The authors first evaluate a baseline that samples N candidates at every step and selects the most frequent (majority voting). Experiments on WebArena‑Lite (165 tasks) and GoBrowse (341 tasks) show diminishing returns: increasing N from 1 to 10 improves success only modestly, while doubling the token budget yields less than 0.3 % absolute gain.
Next they introduce an “Arbiter” model that receives the current observation and the set of candidate actions, then reasons over them to pick the best action. Arbiter improves performance over majority voting by about 1–2 % points, but can also overthink: when the vote distribution is already highly consensual, the Arbiter may overturn the correct choice, hurting reliability.
The key insight is that the distribution of votes itself provides a useful uncertainty signal.

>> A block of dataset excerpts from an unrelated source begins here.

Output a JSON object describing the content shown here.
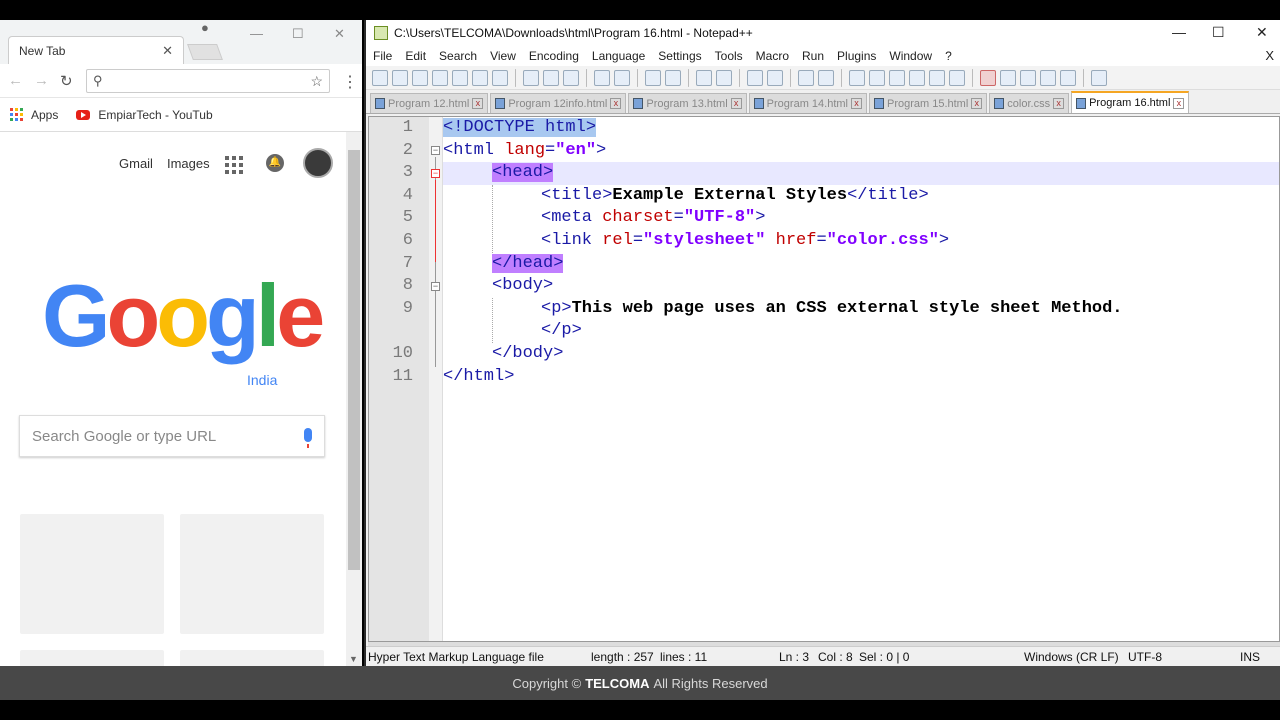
{
  "chrome": {
    "tab_title": "New Tab",
    "tab_close": "✕",
    "bookmarks": {
      "apps_label": "Apps",
      "youtube_label": "EmpiarTech - YouTub"
    },
    "header_links": {
      "gmail": "Gmail",
      "images": "Images"
    },
    "logo_letters": [
      "G",
      "o",
      "o",
      "g",
      "l",
      "e"
    ],
    "logo_colors": [
      "#4285f4",
      "#ea4335",
      "#fbbc05",
      "#4285f4",
      "#34a853",
      "#ea4335"
    ],
    "logo_region": "India",
    "search_placeholder": "Search Google or type URL"
  },
  "npp": {
    "window_title": "C:\\Users\\TELCOMA\\Downloads\\html\\Program 16.html - Notepad++",
    "menu": [
      "File",
      "Edit",
      "Search",
      "View",
      "Encoding",
      "Language",
      "Settings",
      "Tools",
      "Macro",
      "Run",
      "Plugins",
      "Window",
      "?"
    ],
    "menu_close": "X",
    "tabs": [
      {
        "label": "Program 12.html",
        "active": false
      },
      {
        "label": "Program 12info.html",
        "active": false
      },
      {
        "label": "Program 13.html",
        "active": false
      },
      {
        "label": "Program 14.html",
        "active": false
      },
      {
        "label": "Program 15.html",
        "active": false
      },
      {
        "label": "color.css",
        "active": false
      },
      {
        "label": "Program 16.html",
        "active": true
      }
    ],
    "line_numbers": [
      "1",
      "2",
      "3",
      "4",
      "5",
      "6",
      "7",
      "8",
      "9",
      "",
      "10",
      "11"
    ],
    "code": {
      "l1_tag": "<!DOCTYPE html>",
      "l2_open": "<html ",
      "l2_attr": "lang",
      "l2_eq": "=",
      "l2_val": "\"en\"",
      "l2_close": ">",
      "l3": "<head>",
      "l4_open": "<title>",
      "l4_text": "Example External Styles",
      "l4_close": "</title>",
      "l5_open": "<meta ",
      "l5_attr": "charset",
      "l5_eq": "=",
      "l5_val": "\"UTF-8\"",
      "l5_close": ">",
      "l6_open": "<link ",
      "l6_attr1": "rel",
      "l6_eq": "=",
      "l6_val1": "\"stylesheet\"",
      "l6_attr2": " href",
      "l6_val2": "\"color.css\"",
      "l6_close": ">",
      "l7": "</head>",
      "l8": "<body>",
      "l9_open": "<p>",
      "l9_text": "This web page uses an CSS external style sheet Method.",
      "l9b_close": "</p>",
      "l10": "</body>",
      "l11": "</html>"
    },
    "status": {
      "file_type": "Hyper Text Markup Language file",
      "length": "length : 257",
      "lines": "lines : 11",
      "ln": "Ln : 3",
      "col": "Col : 8",
      "sel": "Sel : 0 | 0",
      "eol": "Windows (CR LF)",
      "encoding": "UTF-8",
      "mode": "INS"
    }
  },
  "footer": {
    "prefix": "Copyright ©",
    "brand": "TELCOMA",
    "suffix": "All Rights Reserved"
  }
}
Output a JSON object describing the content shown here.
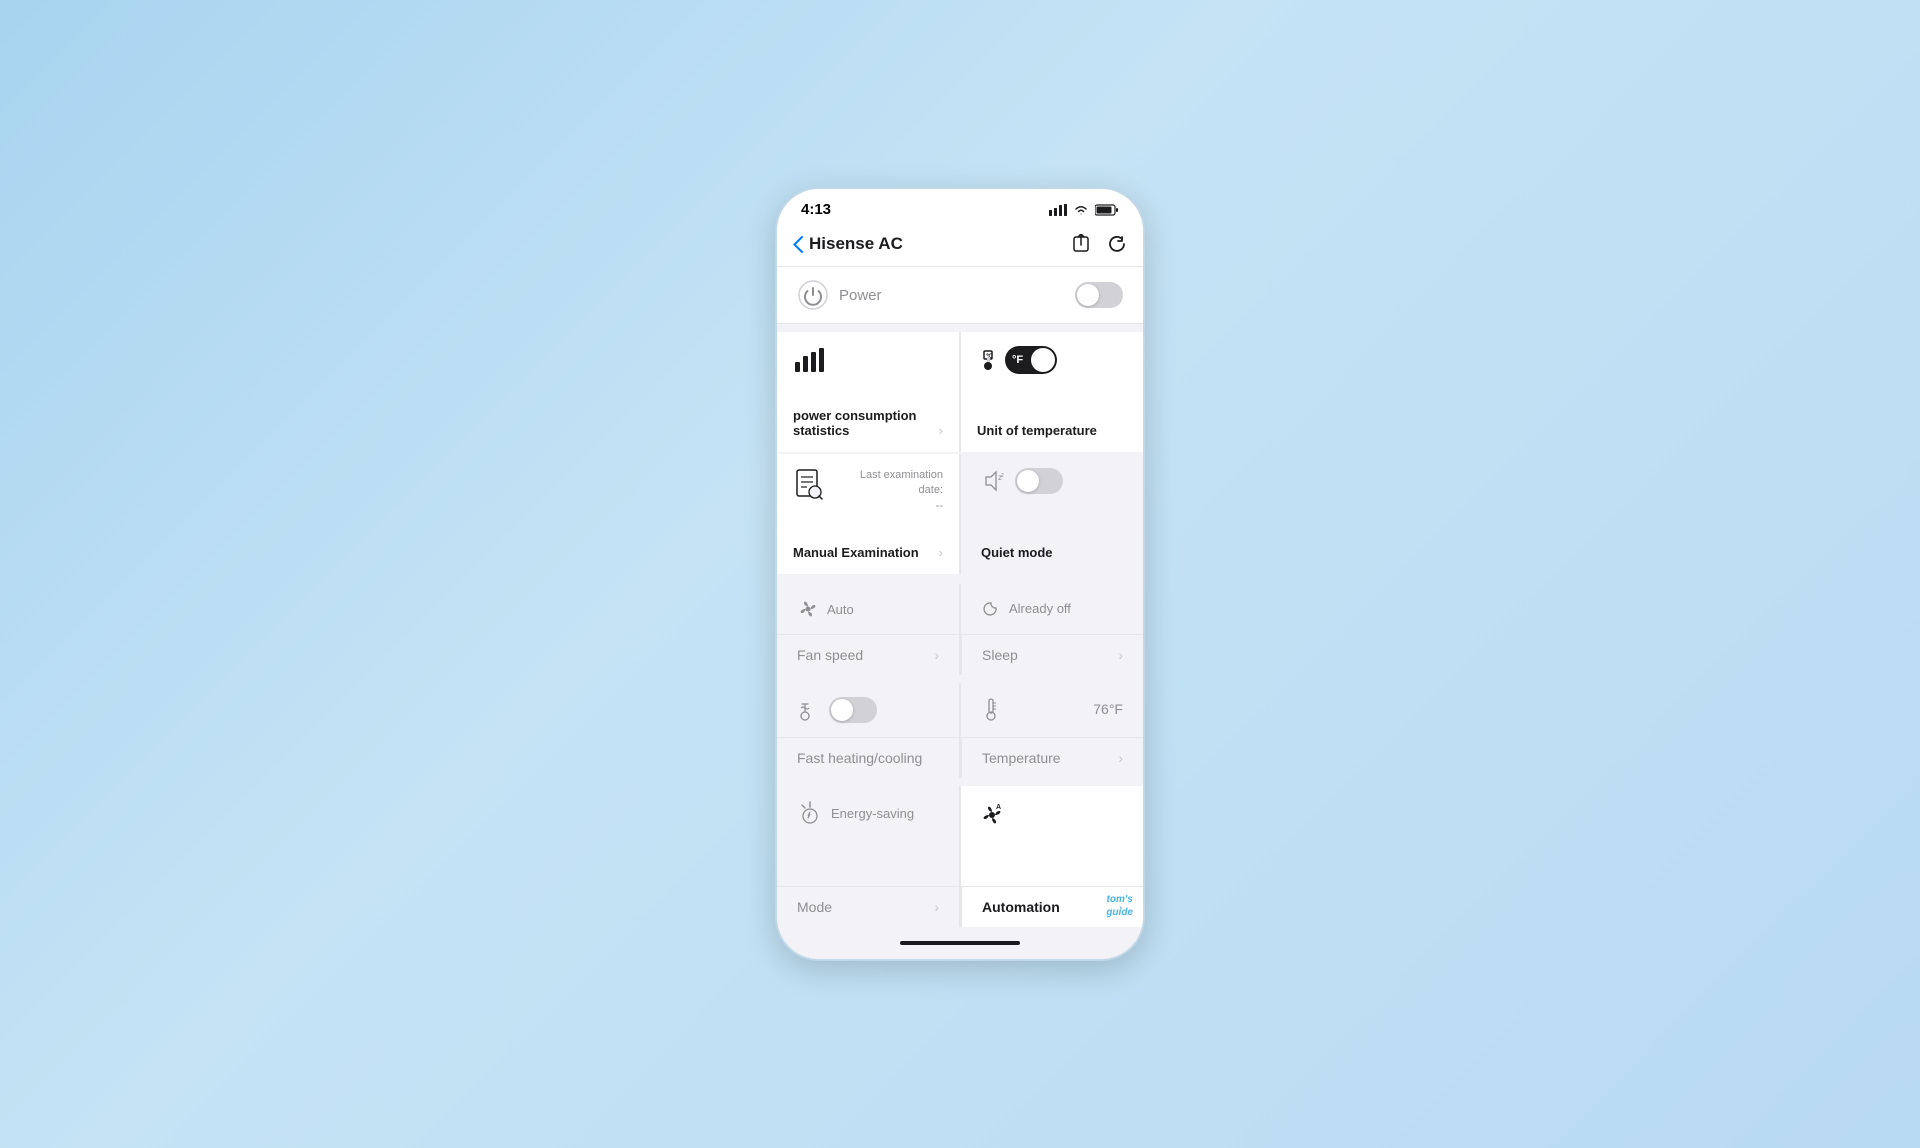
{
  "status_bar": {
    "time": "4:13"
  },
  "header": {
    "back_label": "‹",
    "title": "Hisense AC"
  },
  "power_row": {
    "icon": "⏻",
    "label": "Power"
  },
  "power_consumption_card": {
    "label": "power consumption statistics",
    "icon": "📊"
  },
  "unit_of_temperature_card": {
    "label": "Unit of temperature",
    "toggle_label": "°F"
  },
  "manual_examination_card": {
    "label": "Manual Examination",
    "last_exam_prefix": "Last examination",
    "last_exam_date": "date:",
    "last_exam_value": "--"
  },
  "quiet_mode": {
    "label": "Quiet mode"
  },
  "fan_speed": {
    "icon_label": "Auto",
    "label": "Fan speed"
  },
  "sleep": {
    "icon_label": "Already off",
    "label": "Sleep"
  },
  "fast_heating": {
    "label": "Fast heating/cooling"
  },
  "temperature": {
    "label": "Temperature",
    "value": "76°F"
  },
  "mode": {
    "icon_label": "Energy-saving",
    "label": "Mode"
  },
  "automation": {
    "label": "Automation"
  },
  "watermark": {
    "line1": "tom's",
    "line2": "guide"
  }
}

The authors compute two statistics per step: entropy Hₜ of the vote distribution and the margin Δₜ between the top‑1 and top‑2 vote counts. When either exceeds a pre‑defined threshold τ, they invoke the Arbiter; otherwise they fall back to cheap majority voting. This dynamic policy, named Confidence‑Aware Test‑Time Scaling (CATTS), concentrates extra compute only on contentious steps.
CATTS achieves up to a 9.1 % absolute increase in success over the standard React baseline while using up to 2.3 × fewer tokens compared with uniform scaling. It also reduces latency because the Arbiter is called only on a small subset of steps. Additional contributions include a lightweight semantic deduplication step to cluster semantically identical actions before voting, and an analysis of how varying N (candidate count) and K (number of Arbiter calls) affect the trade‑off between cost and performance.
Overall, the work demonstrates that adaptive, uncertainty‑driven allocation of test‑time resources is far more efficient for agentic, long‑horizon tasks than blanket scaling, offering a practical, interpretable solution for real‑world deployment of LLM‑driven web agents.